Adding some more information to fkraiem's answer:
The encryption in the Rabin cryptsystem is basically textbook RSA with an exponent of $2$.
1) Neither p nor q are equal to 2. This means they are odd. The product of (p−1)(q−1) would be even i.e. not coprime with 2.
Well, yes. That is one of the basic problems in Rabin's cryptosystem. If we want that
is a bijection, $e$ has to be coprime to the order of the multiplicative group. In your scenarios you realized, for normal RSA-moduli this is not true for $e=2$(and $N=2\cdot p$, with $p$ prime, is quite useless cryptographically).
Soo... why are there 4 square roots then? Let's look at the square roots of $1$ for simplicity. Now we could have the following solutions:
$$x_1 = 1 \mod p; x_1=1 \mod q$$
$$x_2 = 1 \mod p; x_2=-1 \mod q$$
$$x_3 = -1 \mod p; x_3=1 \mod q$$
$$x_4 = -1 \mod p; x_4=-1 \mod q$$
With the help of the Chinese Remainder Theorem we can calculate those four solutions mod $N=pq$. For arbitrary elements, this works pretty much the same: Calculate the roots in both $\mod p$ and $\mod q$, then combine the result. And this is the decryption in Rabin.
So with $e=2$ we get 4 possible roots. But the choice which root was the correct one has to be done outside the encryption scheme.
As a final note, there is a crucial difference between RSA and Rabin, when it comes to security property:
- If you have a decryption oracle, then the result of the Rabin decryption (even if it just outputs one of the roots every time), reveal the integer factorization. How to do this: Pick a random number, square it and give it to the oracle. The oracle can't know which of the roots you started with and will return a random root. In 1/2 of the cases this reveals the factorization.
- This means, that breaking Rabin is actually equivalent to factorization (unknown for RSA). Thus making it "stronger".
- On the other hand, a decryption oracle for RSA does not reveal the factorization (as far as we know yet).

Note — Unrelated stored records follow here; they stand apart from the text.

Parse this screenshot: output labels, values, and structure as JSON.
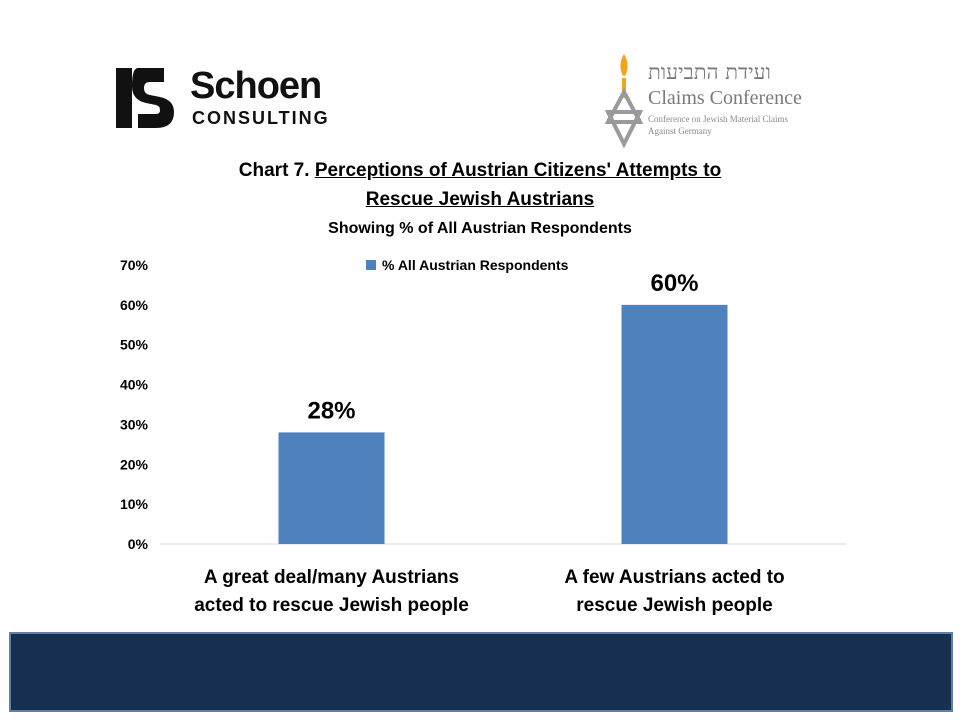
{
  "logos": {
    "schoen": {
      "name": "Schoen",
      "sub": "CONSULTING"
    },
    "claims": {
      "hebrew": "ועידת התביעות",
      "name": "Claims Conference",
      "tag_line1": "Conference on Jewish Material Claims",
      "tag_line2": "Against Germany"
    }
  },
  "title": {
    "prefix": "Chart 7. ",
    "underlined_line1": "Perceptions of Austrian Citizens' Attempts to",
    "underlined_line2": "Rescue Jewish Austrians",
    "subtitle": "Showing % of All Austrian Respondents"
  },
  "chart_data": {
    "type": "bar",
    "categories": [
      [
        "A great deal/many Austrians",
        "acted to rescue Jewish people"
      ],
      [
        "A few Austrians acted to",
        "rescue Jewish people"
      ]
    ],
    "series": [
      {
        "name": "% All Austrian Respondents",
        "values": [
          28,
          60
        ],
        "color": "#4f81bd"
      }
    ],
    "data_labels": [
      "28%",
      "60%"
    ],
    "yticks": [
      "0%",
      "10%",
      "20%",
      "30%",
      "40%",
      "50%",
      "60%",
      "70%"
    ],
    "ylim": [
      0,
      70
    ],
    "legend_position": "top-center",
    "grid": false
  },
  "colors": {
    "bar": "#4f81bd",
    "banner": "#17304f",
    "banner_border": "#5f7fa8"
  }
}
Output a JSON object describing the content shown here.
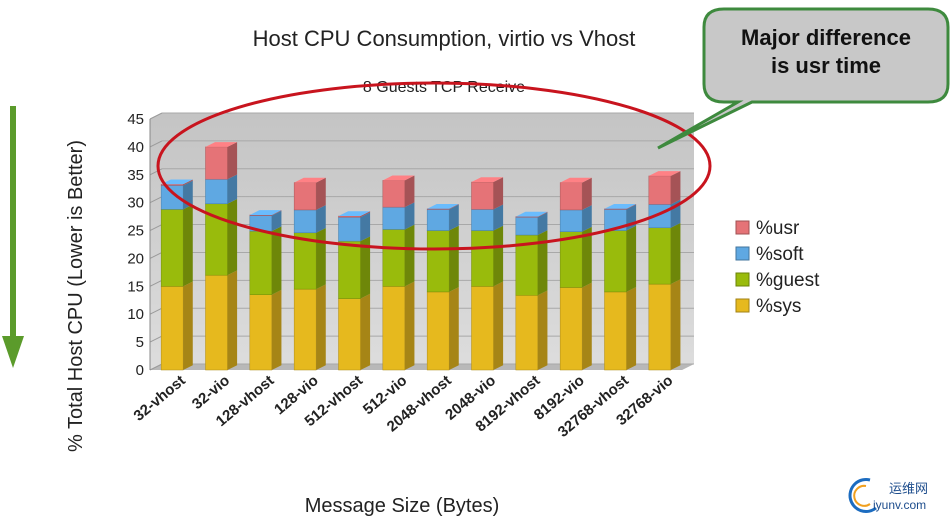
{
  "chart_data": {
    "type": "bar",
    "stacked": true,
    "title": "Host CPU Consumption, virtio vs Vhost",
    "subtitle": "8 Guests TCP Receive",
    "xlabel": "Message Size (Bytes)",
    "ylabel": "% Total Host CPU (Lower is Better)",
    "ylim": [
      0,
      45
    ],
    "yticks": [
      0,
      5,
      10,
      15,
      20,
      25,
      30,
      35,
      40,
      45
    ],
    "grid": true,
    "legend_position": "right",
    "categories": [
      "32-vhost",
      "32-vio",
      "128-vhost",
      "128-vio",
      "512-vhost",
      "512-vio",
      "2048-vhost",
      "2048-vio",
      "8192-vhost",
      "8192-vio",
      "32768-vhost",
      "32768-vio"
    ],
    "series": [
      {
        "name": "%sys",
        "color": "#e6b91e",
        "values": [
          15.0,
          17.0,
          13.5,
          14.5,
          12.8,
          15.0,
          14.0,
          15.0,
          13.4,
          14.8,
          14.0,
          15.4
        ]
      },
      {
        "name": "%guest",
        "color": "#99bb0c",
        "values": [
          13.8,
          12.8,
          11.4,
          10.1,
          10.3,
          10.2,
          11.0,
          10.0,
          10.8,
          10.0,
          11.0,
          10.1
        ]
      },
      {
        "name": "%soft",
        "color": "#5fa8e2",
        "values": [
          4.3,
          4.4,
          2.8,
          4.1,
          4.3,
          4.0,
          3.8,
          3.8,
          3.2,
          3.9,
          3.8,
          4.2
        ]
      },
      {
        "name": "%usr",
        "color": "#e57377",
        "values": [
          0.2,
          5.8,
          0.1,
          4.9,
          0.2,
          4.8,
          0.1,
          4.9,
          0.1,
          4.9,
          0.1,
          5.1
        ]
      }
    ],
    "legend_order": [
      "%usr",
      "%soft",
      "%guest",
      "%sys"
    ]
  },
  "annotation": {
    "text_line1": "Major difference",
    "text_line2": "is usr time",
    "highlight_color": "#c8141e",
    "callout_fill": "#c8c8c8",
    "callout_border": "#3e8a3e"
  },
  "arrow": {
    "color": "#5b9b2b",
    "meaning": "lower is better"
  },
  "watermark": {
    "text_cn": "运维网",
    "text_url": "iyunv.com"
  }
}
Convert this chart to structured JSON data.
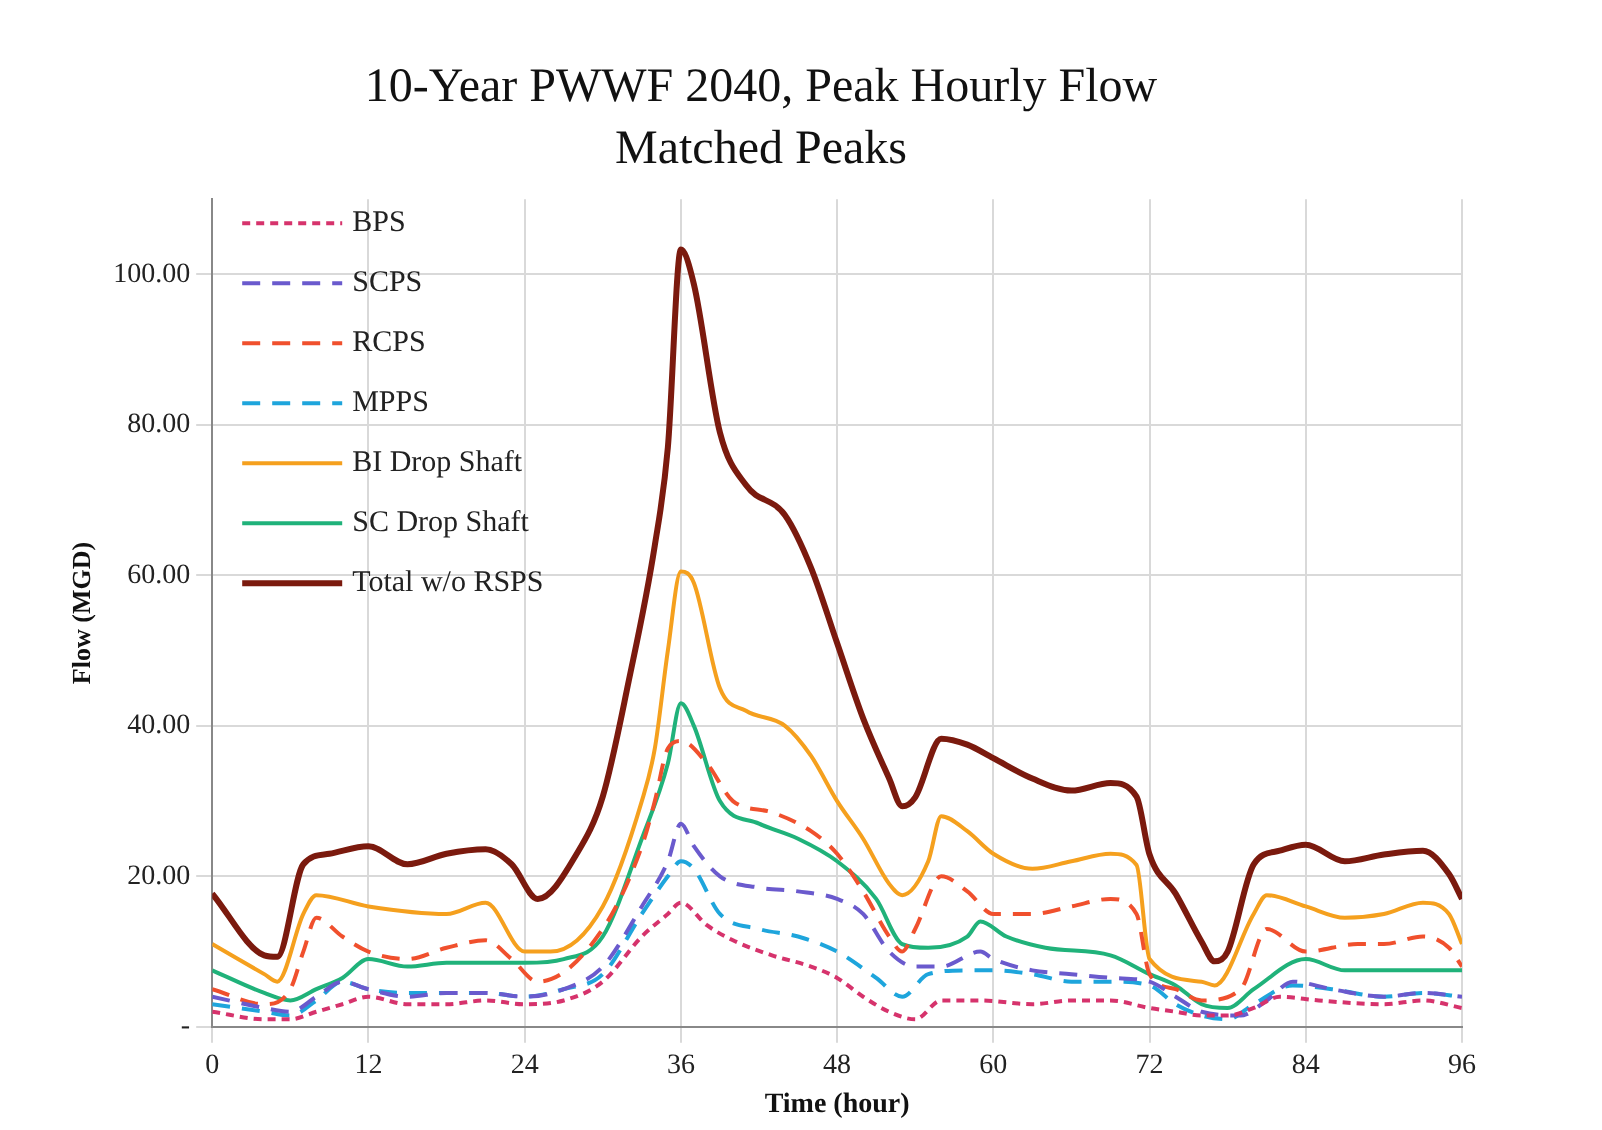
{
  "chart_data": {
    "type": "line",
    "title": "10-Year PWWF 2040, Peak Hourly Flow",
    "subtitle": "Matched Peaks",
    "xlabel": "Time (hour)",
    "ylabel": "Flow (MGD)",
    "xlim": [
      0,
      96
    ],
    "xticks": [
      0,
      12,
      24,
      36,
      48,
      60,
      72,
      84,
      96
    ],
    "ylim": [
      0,
      110
    ],
    "yticks": [
      {
        "value": 0,
        "label": "-"
      },
      {
        "value": 20,
        "label": "20.00"
      },
      {
        "value": 40,
        "label": "40.00"
      },
      {
        "value": 60,
        "label": "60.00"
      },
      {
        "value": 80,
        "label": "80.00"
      },
      {
        "value": 100,
        "label": "100.00"
      }
    ],
    "grid": true,
    "legend": "top left",
    "series": [
      {
        "name": "BPS",
        "color": "#d6336c",
        "line_style": "dotted",
        "x": [
          0,
          4,
          6,
          8,
          10,
          12,
          15,
          18,
          21,
          24,
          27,
          30,
          33,
          35,
          36,
          38,
          40,
          43,
          46,
          48,
          50,
          52,
          54,
          56,
          59,
          63,
          66,
          69,
          72,
          74,
          76,
          78,
          80,
          82,
          85,
          90,
          93,
          96
        ],
        "values": [
          2,
          1,
          1,
          2,
          3,
          4,
          3,
          3,
          3.5,
          3,
          3.5,
          6,
          12,
          15,
          16.5,
          13.5,
          11.5,
          9.5,
          8,
          6.5,
          4,
          2,
          1,
          3.5,
          3.5,
          3,
          3.5,
          3.5,
          2.5,
          2,
          1.5,
          1.5,
          2.5,
          4,
          3.5,
          3,
          3.5,
          2.5
        ]
      },
      {
        "name": "SCPS",
        "color": "#6a5acd",
        "line_style": "dashed",
        "x": [
          0,
          4,
          6,
          8,
          10,
          12,
          15,
          18,
          21,
          24,
          27,
          30,
          33,
          35,
          36,
          37,
          39,
          42,
          45,
          48,
          50,
          52,
          54,
          56,
          59,
          60,
          63,
          66,
          69,
          72,
          74,
          76,
          79,
          81,
          83,
          86,
          90,
          93,
          96
        ],
        "values": [
          4,
          2.5,
          2,
          4,
          6,
          5,
          4,
          4.5,
          4.5,
          4,
          5,
          8,
          16,
          22,
          27,
          24,
          20,
          18.5,
          18,
          17,
          15,
          10,
          8,
          8,
          10,
          9,
          7.5,
          7,
          6.5,
          6,
          4,
          2,
          1.5,
          3.5,
          6,
          5,
          4,
          4.5,
          4
        ]
      },
      {
        "name": "RCPS",
        "color": "#f0502d",
        "line_style": "dashed",
        "x": [
          0,
          4,
          6,
          7,
          8,
          10,
          12,
          15,
          18,
          21,
          23,
          25,
          30,
          33,
          34,
          35,
          36,
          38,
          40,
          43,
          46,
          48,
          50,
          52,
          53,
          54,
          56,
          58,
          60,
          63,
          66,
          69,
          71,
          72,
          74,
          76,
          79,
          81,
          84,
          88,
          90,
          93,
          95,
          96
        ],
        "values": [
          5,
          3,
          5,
          10,
          14.5,
          12,
          10,
          9,
          10.5,
          11.5,
          9,
          6,
          13,
          24,
          30,
          37,
          38,
          35,
          30,
          28.5,
          26,
          23,
          18,
          12,
          10,
          13,
          20,
          18,
          15,
          15,
          16,
          17,
          15,
          7,
          5,
          3.5,
          5,
          13,
          10,
          11,
          11,
          12,
          10.5,
          8
        ]
      },
      {
        "name": "MPPS",
        "color": "#1ea5dc",
        "line_style": "dashed",
        "x": [
          0,
          4,
          6,
          8,
          10,
          12,
          15,
          18,
          21,
          24,
          27,
          30,
          33,
          35,
          36,
          37,
          39,
          42,
          45,
          48,
          51,
          53,
          55,
          58,
          60,
          63,
          66,
          69,
          72,
          74,
          76,
          78,
          80,
          83,
          86,
          90,
          93,
          96
        ],
        "values": [
          3,
          2,
          1.5,
          3.5,
          6,
          5,
          4.5,
          4.5,
          4.5,
          4,
          5,
          7,
          15,
          20,
          22,
          21,
          15,
          13,
          12,
          10,
          6.5,
          4,
          7,
          7.5,
          7.5,
          7,
          6,
          6,
          5.5,
          3,
          1.5,
          1,
          3,
          5.5,
          5,
          4,
          4.5,
          4
        ]
      },
      {
        "name": "BI Drop Shaft",
        "color": "#f5a01e",
        "line_style": "solid",
        "x": [
          0,
          4,
          5,
          7,
          8,
          12,
          18,
          21,
          24,
          26,
          30,
          33,
          34,
          35,
          36,
          37,
          39,
          41,
          44,
          46,
          48,
          50,
          52,
          53,
          55,
          56,
          58,
          60,
          63,
          66,
          69,
          71,
          72,
          76,
          77,
          80,
          81,
          84,
          87,
          90,
          93,
          95,
          96
        ],
        "values": [
          11,
          7,
          6,
          15,
          17.5,
          16,
          15,
          16.5,
          10,
          10,
          16,
          30,
          37,
          50,
          60.5,
          59,
          45,
          42,
          40,
          36,
          30,
          25,
          19,
          17.5,
          22,
          28,
          26,
          23,
          21,
          22,
          23,
          21.5,
          9,
          6,
          5.5,
          15,
          17.5,
          16,
          14.5,
          15,
          16.5,
          15,
          11
        ]
      },
      {
        "name": "SC Drop Shaft",
        "color": "#20b27a",
        "line_style": "solid",
        "x": [
          0,
          4,
          6,
          8,
          10,
          12,
          15,
          18,
          24,
          27,
          30,
          33,
          35,
          36,
          37,
          39,
          42,
          45,
          48,
          51,
          53,
          55,
          58,
          59,
          61,
          64,
          69,
          72,
          74,
          76,
          78,
          80,
          84,
          87,
          90,
          93,
          96
        ],
        "values": [
          7.5,
          4.5,
          3.5,
          5,
          6.5,
          9,
          8,
          8.5,
          8.5,
          9,
          12,
          25,
          35,
          43,
          40,
          30,
          27,
          25,
          22,
          17,
          11,
          10.5,
          12,
          14,
          12,
          10.5,
          9.5,
          7,
          5.5,
          3,
          2.5,
          5,
          9,
          7.5,
          7.5,
          7.5,
          7.5
        ]
      },
      {
        "name": "Total w/o RSPS",
        "color": "#7b1a0e",
        "line_style": "solid",
        "x": [
          0,
          4,
          5,
          7,
          9,
          12,
          15,
          18,
          21,
          23,
          25,
          28,
          30,
          32,
          34,
          35,
          36,
          37,
          39,
          41,
          44,
          46,
          48,
          50,
          52,
          53,
          54,
          56,
          58,
          60,
          63,
          66,
          69,
          71,
          72,
          74,
          76,
          77,
          78,
          80,
          82,
          84,
          87,
          90,
          93,
          95,
          96
        ],
        "values": [
          17.7,
          9.5,
          9.3,
          21.6,
          23,
          24,
          21.6,
          23,
          23.6,
          21.6,
          17,
          23,
          30.6,
          46,
          64,
          77,
          103.3,
          98.7,
          79,
          72,
          68,
          61,
          51,
          41,
          33,
          29.3,
          30.5,
          38.3,
          37.5,
          35.7,
          33,
          31.4,
          32.4,
          30.6,
          22.9,
          17.7,
          11.3,
          8.7,
          10,
          21.6,
          23.4,
          24.2,
          22,
          22.9,
          23.4,
          20.3,
          17
        ]
      }
    ]
  }
}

- For IND-CPA security, Rabin as well as plain RSA are insecure. However, with a proper padding scheme RSA can be made IND-CPA. For Rabin we can apply adaptions (e.g. redundancy or error detection codes), but so far it is unknown if those are CPA secure.
As a final note for RSA: Knowing both $e$ and $d$ is deterministic polynomial to factorization. What is unknown: Can a decryption oracle (with $d$ fixed) help you find $d$ in polynomial time (or equivalent information, e.g. a nontrivial root of $1$, a zero divisor, etc.)